Wednesday, November 15, 2006 - 8:30 AM

Occurrence of Estrogenic Compounds in Manures and Biosolids.

Kuldip Kumar1, Satish Gupta2, Ashok Singh3, Shveta Gupta4, Yogesh Chander4, Lakhwinder Hundal1, Albert Cox1, and Thomas Granato1. (1) Research and Development, MWRDGC, 6001 W Pershing Rd, Cicero, IL 60804-4112, (2) Univ of Minnesota, Dept of Soil, Water, & Climate, 1991 Upper Buford Circle, St. Paul, MN 55108, (3) Veterinary Population Medicine, Univ of Minnesota, Saint Paul, MN 55108, (4) Univ of Minnesota, Veterinary Population Medicine, Saint Paul, MN 55108

Naturally occurring estrogens in animal manures and biosolids can cause negative environmental impact through disruption of the endocrine system in wild life, domesticated animal, and humans. Very little information is available on the type and the extent of estrogenic compounds in manure and biosolids. The goal of this study was to develop procedures for analyzing different estrogens in different types of swine wastes and biosolids.
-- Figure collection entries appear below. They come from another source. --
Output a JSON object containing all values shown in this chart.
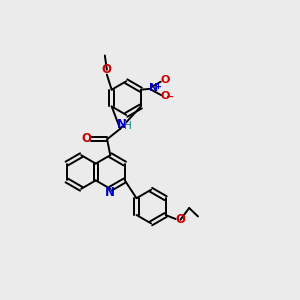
{
  "bg_color": "#ebebeb",
  "bond_color": "#000000",
  "N_color": "#0000cc",
  "O_color": "#cc0000",
  "H_color": "#008080",
  "lw": 1.4,
  "bl": 0.42,
  "xlim": [
    0,
    7
  ],
  "ylim": [
    0,
    7.5
  ]
}
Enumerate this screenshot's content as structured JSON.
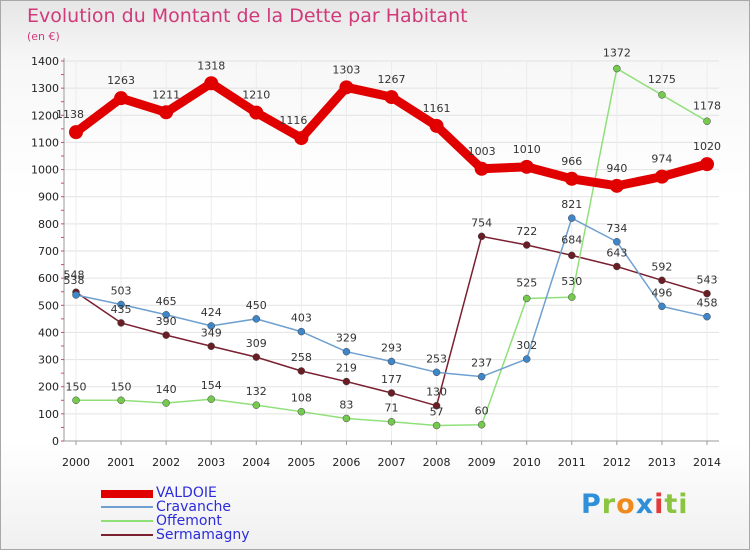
{
  "chart_data": {
    "type": "line",
    "title": "Evolution du Montant de la Dette par Habitant",
    "subtitle": "(en €)",
    "x": [
      "2000",
      "2001",
      "2002",
      "2003",
      "2004",
      "2005",
      "2006",
      "2007",
      "2008",
      "2009",
      "2010",
      "2011",
      "2012",
      "2013",
      "2014"
    ],
    "yticks": [
      "0",
      "100",
      "200",
      "300",
      "400",
      "500",
      "600",
      "700",
      "800",
      "900",
      "1000",
      "1100",
      "1200",
      "1300",
      "1400"
    ],
    "ylim": [
      0,
      1400
    ],
    "grid": true,
    "legend_position": "bottom-left",
    "series": [
      {
        "name": "VALDOIE",
        "color": "#e10000",
        "values": [
          1138,
          1263,
          1211,
          1318,
          1210,
          1116,
          1303,
          1267,
          1161,
          1003,
          1010,
          966,
          940,
          974,
          1020
        ],
        "labels": [
          "1138",
          "1263",
          "1211",
          "1318",
          "1210",
          "1116",
          "1303",
          "1267",
          "1161",
          "1003",
          "1010",
          "966",
          "940",
          "974",
          "1020"
        ]
      },
      {
        "name": "Cravanche",
        "color": "#6fa0cf",
        "marker": "#3d86c8",
        "values": [
          538,
          503,
          465,
          424,
          450,
          403,
          329,
          293,
          253,
          237,
          302,
          821,
          734,
          496,
          458
        ],
        "labels": [
          "538",
          "503",
          "465",
          "424",
          "450",
          "403",
          "329",
          "293",
          "253",
          "237",
          "302",
          "821",
          "734",
          "496",
          "458"
        ]
      },
      {
        "name": "Offemont",
        "color": "#90e07a",
        "marker": "#75c94e",
        "values": [
          150,
          150,
          140,
          154,
          132,
          108,
          83,
          71,
          57,
          60,
          525,
          530,
          1372,
          1275,
          1178
        ],
        "labels": [
          "150",
          "150",
          "140",
          "154",
          "132",
          "108",
          "83",
          "71",
          "57",
          "60",
          "525",
          "530",
          "1372",
          "1275",
          "1178"
        ]
      },
      {
        "name": "Sermamagny",
        "color": "#7a2030",
        "marker": "#6a1d24",
        "values": [
          548,
          435,
          390,
          349,
          309,
          258,
          219,
          177,
          130,
          754,
          722,
          684,
          643,
          592,
          543
        ],
        "labels": [
          "548",
          "435",
          "390",
          "349",
          "309",
          "258",
          "219",
          "177",
          "130",
          "754",
          "722",
          "684",
          "643",
          "592",
          "543"
        ]
      }
    ]
  },
  "logo": {
    "text": "Proxiti",
    "letters": [
      "P",
      "r",
      "o",
      "x",
      "i",
      "ti"
    ]
  }
}
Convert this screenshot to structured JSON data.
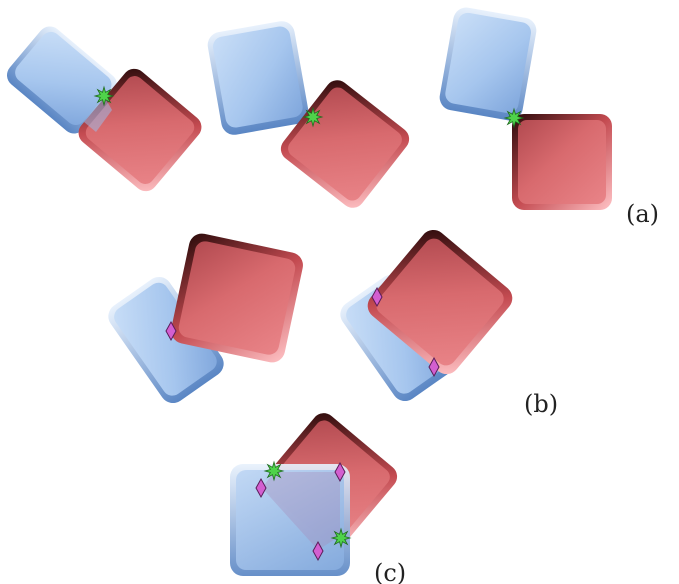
{
  "figure": {
    "panels": [
      {
        "id": "a",
        "label": "(a)"
      },
      {
        "id": "b",
        "label": "(b)"
      },
      {
        "id": "c",
        "label": "(c)"
      }
    ]
  },
  "colors": {
    "blue_box": "#a9c8ee",
    "blue_edge": "#5a86c4",
    "red_box": "#d85e63",
    "red_dark": "#3a1010",
    "contact_star": "#4fd24a",
    "contact_diamond": "#d35fd0"
  },
  "markers": {
    "star": "star-icon",
    "diamond": "diamond-icon"
  }
}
The wastes included samples of urine and feces from pregnant female pig, non-pregnant pig of similar age, boar, and swine manure from different facilities, and municipal biosolids. The ELISA and HPLC-UV based methods were developed to quantify estrone (E1), 17b estradiol (E2), and estriol (E3) and their conjugates. HPLC analysis showed many organic compounds in manure which had properties similar to that of conjugates of the parent estrogen compounds. Therefore, only the parent compounds E1, E2, and E3 were analyzed in this study. In general, ELISA gave higher concentrations of these compounds compared to HPLC-UV analysis. The total concentration of estrogens was more in feces than in urine and followed the trend: pregnant female > non-pregnant female > boar. The concentration of various estrogens in swine waste was variable with concentrations as low as traces to 84 μg/L of E1 in manure from nursery pigs and 1398 μg/L of E2 in pits from finishing pigs. The concentrations of E2 in manure increased by as much as 50-100% on treatment with glucuronidase and sulfatase enzymes indicating that significant concentrations of conjugates were present in manure. None of these free estrogens were detected in biosolids, however, very low concentrations of conjugated estrogens were detected. The potential for these conjugated estrogens converting to free estrogens in manure lagoons or in soil when the manure or biosolids are land applied needs to be studied.